Again, the empty pledge to include Arabic in our school curriculum and make it an examinable subject has all the hallmarks of bankrupt, ignorant ideas, an afterthought to gather votes in the Islamic community and compete for votes that might not even be there.

Why bring such an idea to the table at this time when we can’t even grade the children properly in the more accepted common languages of English and Twi? What possibly will it encourage other than another round of language confusion?

Islam fanatics have raised the bar of terrorism to another height in this world, in condemnation of the Western world, propagated by falsely concocted schemes that infidels are planning to destroy their faith.

I like what the Islamic schools teach. A real understanding of teachings of their faith and the right interpretation of modern Islam. How much better will our washed out schools sitting under trees be able to impart, in accordance with the true teachings of Mohammed, – May His Name be Praised, – such that we will not add to the offshoot grouse of their faith.

Better we leave the teaching of a religion to those believers who want it to be done in the true understanding of the Koran. And talking of that, we need to reexamine how we teach Christianity in schools and what message we part to the children.

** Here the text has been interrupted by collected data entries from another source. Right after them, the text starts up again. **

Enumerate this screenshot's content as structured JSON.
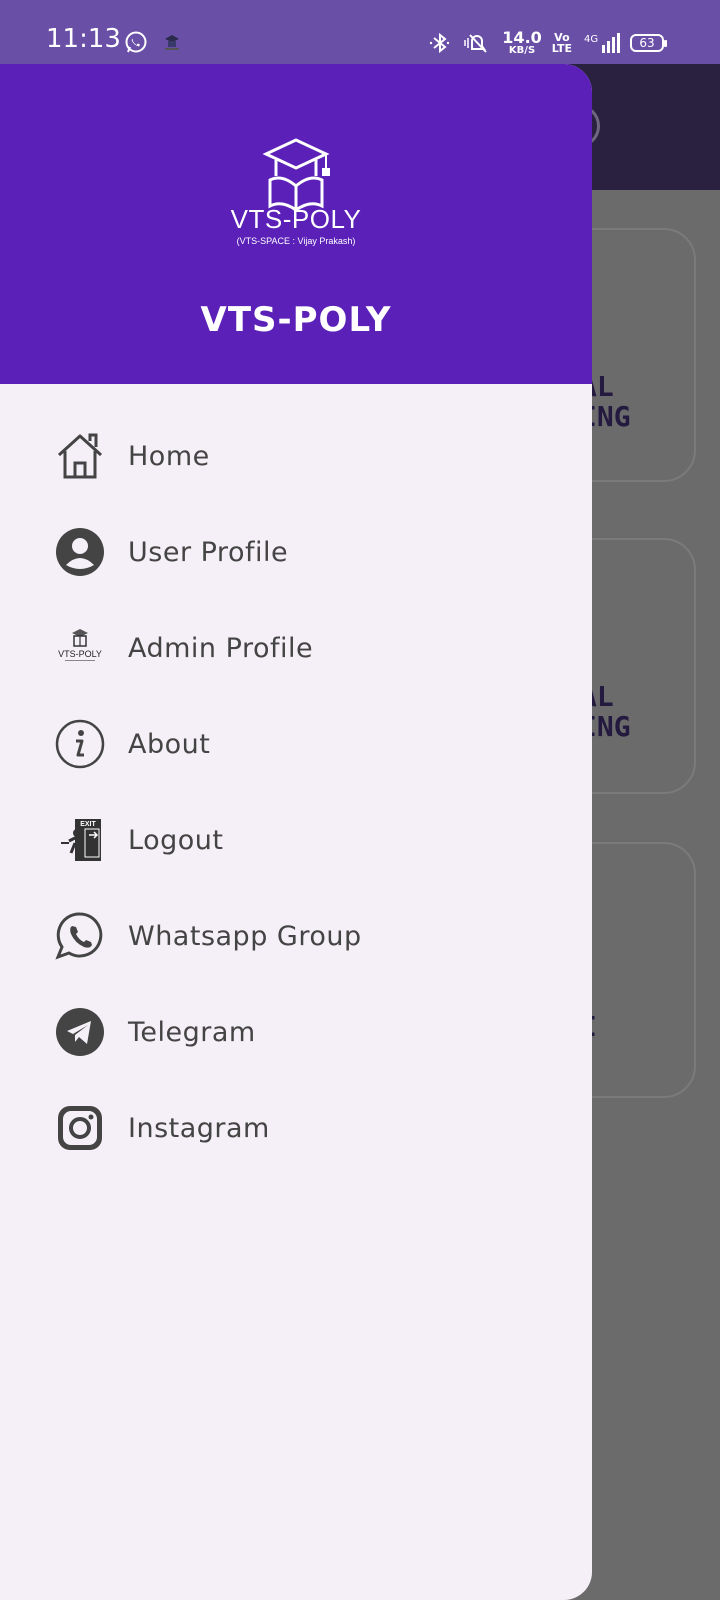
{
  "status_bar": {
    "time": "11:13",
    "speed_value": "14.0",
    "speed_unit": "KB/S",
    "volte": "Vo\nLTE",
    "network": "4G",
    "battery": "63"
  },
  "background": {
    "card1_text": "AL\nING",
    "card2_text": "AL\nING",
    "card3_text": "I"
  },
  "drawer": {
    "logo_text": "VTS-POLY",
    "logo_subtext": "(VTS-SPACE : Vijay Prakash)",
    "title": "VTS-POLY",
    "items": [
      {
        "label": "Home",
        "icon": "home-icon"
      },
      {
        "label": "User Profile",
        "icon": "user-profile-icon"
      },
      {
        "label": "Admin Profile",
        "icon": "admin-logo-icon"
      },
      {
        "label": "About",
        "icon": "info-icon"
      },
      {
        "label": "Logout",
        "icon": "exit-icon"
      },
      {
        "label": "Whatsapp Group",
        "icon": "whatsapp-icon"
      },
      {
        "label": "Telegram",
        "icon": "telegram-icon"
      },
      {
        "label": "Instagram",
        "icon": "instagram-icon"
      }
    ],
    "admin_logo_text": "VTS-POLY"
  },
  "colors": {
    "status_bar": "#6a4fa7",
    "header": "#5a20b8",
    "drawer_bg": "#f5f0f8",
    "scrim": "#6b6b6b"
  }
}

The world is moving on and we must define our future for ourselves and not for anyone else.

Will we ask the US embassy to shut down in Ghana and withdraw its ambassador when Trump carries through his promise to deport three million illegal immigrants? Especially when the one million Ghanaians come home? Where will they stay? Bole Bamboi is full!!

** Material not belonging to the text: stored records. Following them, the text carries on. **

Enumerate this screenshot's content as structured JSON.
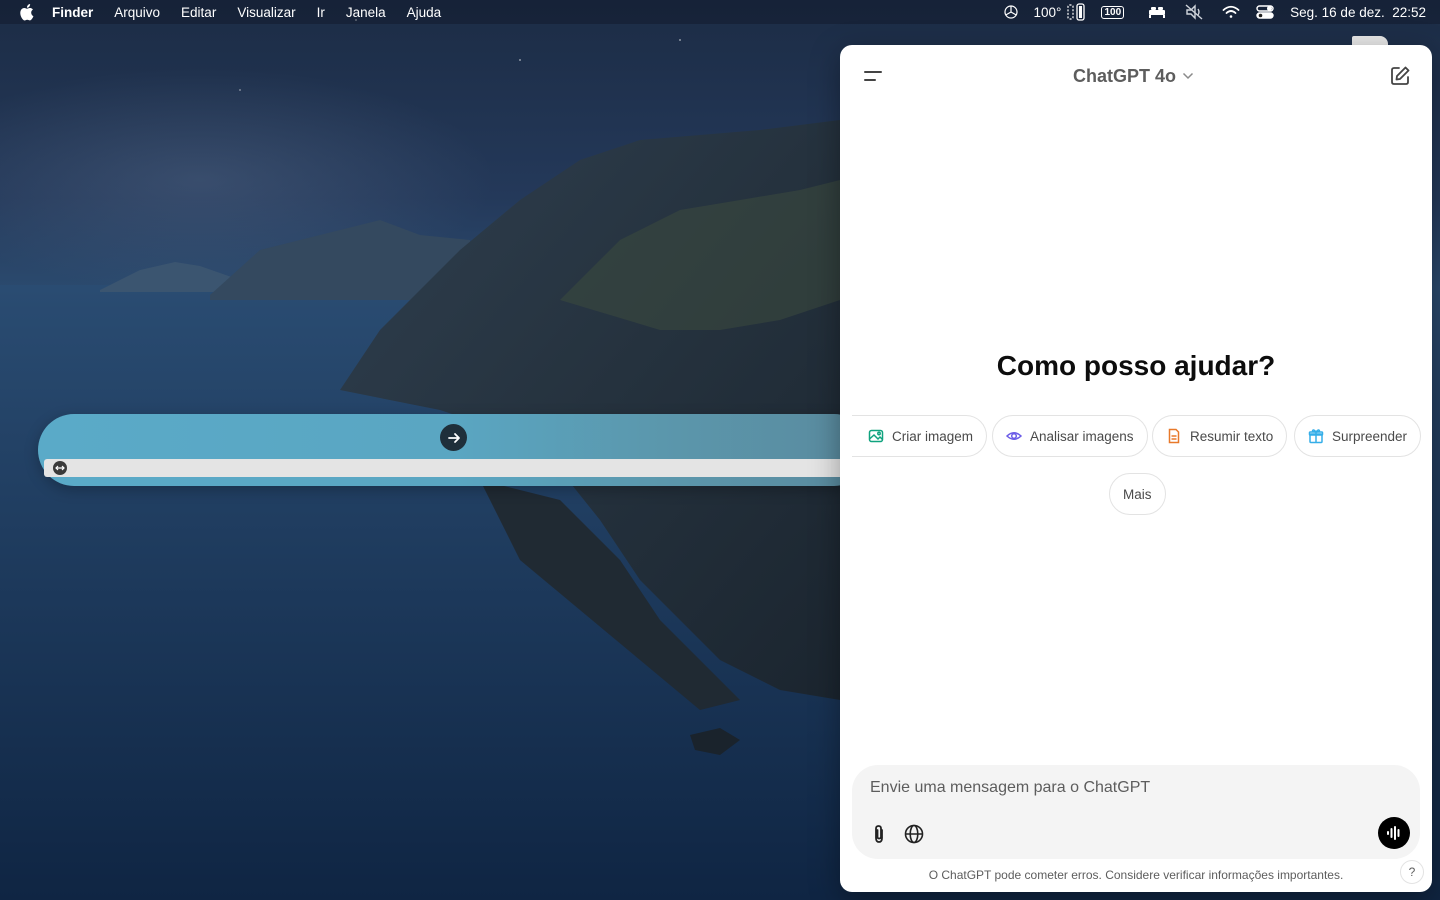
{
  "menubar": {
    "app_name": "Finder",
    "items": [
      "Arquivo",
      "Editar",
      "Visualizar",
      "Ir",
      "Janela",
      "Ajuda"
    ],
    "temperature": "100°",
    "battery_badge": "100",
    "datetime": "Seg. 16 de dez.  22:52",
    "icons": [
      "apple-icon",
      "chatgpt-icon",
      "battery-icon",
      "battery-badge-icon",
      "bed-icon",
      "mute-icon",
      "wifi-icon",
      "control-center-icon"
    ]
  },
  "pill_widget": {
    "icons": [
      "arrow-right-icon",
      "resize-icon",
      "chevron-down-icon"
    ]
  },
  "chat": {
    "model_name": "ChatGPT 4o",
    "headline": "Como posso ajudar?",
    "suggestions": [
      {
        "label": "Criar imagem",
        "icon": "image-icon",
        "color": "#10a37f"
      },
      {
        "label": "Analisar imagens",
        "icon": "eye-icon",
        "color": "#6b5ce7"
      },
      {
        "label": "Resumir texto",
        "icon": "document-icon",
        "color": "#e8792a"
      },
      {
        "label": "Surpreender",
        "icon": "gift-icon",
        "color": "#35aee8"
      }
    ],
    "more_label": "Mais",
    "composer_placeholder": "Envie uma mensagem para o ChatGPT",
    "disclaimer": "O ChatGPT pode cometer erros. Considere verificar informações importantes.",
    "help_label": "?"
  }
}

What has made America one of the best countries to migrate to in the world is about to be unraveled by a bigoted racist and misogynist.

Can we in Ghana figure a system that will ensure that we choose the right leader? Unlike America? One who is smart, intelligent and forward-looking, such that we will see our way clearer into a modern world focused on leading technology and change, with the resources we have and utilize our natural resource advantages in this world where just about everybody is searching for answers to make the next generation more super and worthy of commitment?

Where is the next solar energy breakthrough going to come from? And where should the next added value to Cocoa to lead a healthier world going to come from if not Ghana, once the leading producer of one of the World’s healthiest natural crops? And Shea Nuts and Soya? Ginger, Palm Nuts, Agushie and Mango?

Where are the thought leaders of our country? Those who can curtail the quadrennial violence and encourage us to use our heads to carry more than load?

I want to be a part of that revolutionary way of harnessing natural energy, which we have in abundance in Ghana. I don’t want to be associated with election violence as a mention in my accolades when I arrive at the end of my cycle.

This violence scourge we have defined over the past must come to an end. If both the NPP and NDC, but especially the NDC party cannot freeze all the hatred and stop the violence by their followers, we should find a way of dissolving the party; and the best way is for them to lose this election by such a margin and we continue to make progress determinedly that there will be no room in the future for their brand of violence and an ideology that generates no progress for Ghanaians.

President Mahama must call on his party leaders to forestall all the violence such as we saw last week in Nima. It is unnecessary, uncivilized and totally out of order. His frozen voice in this bad demonstration of destabilizing behavior is not acceptable in this Ghana.

“Toaso” indeed!

Alius atrox week advenio. Another terrible week to come!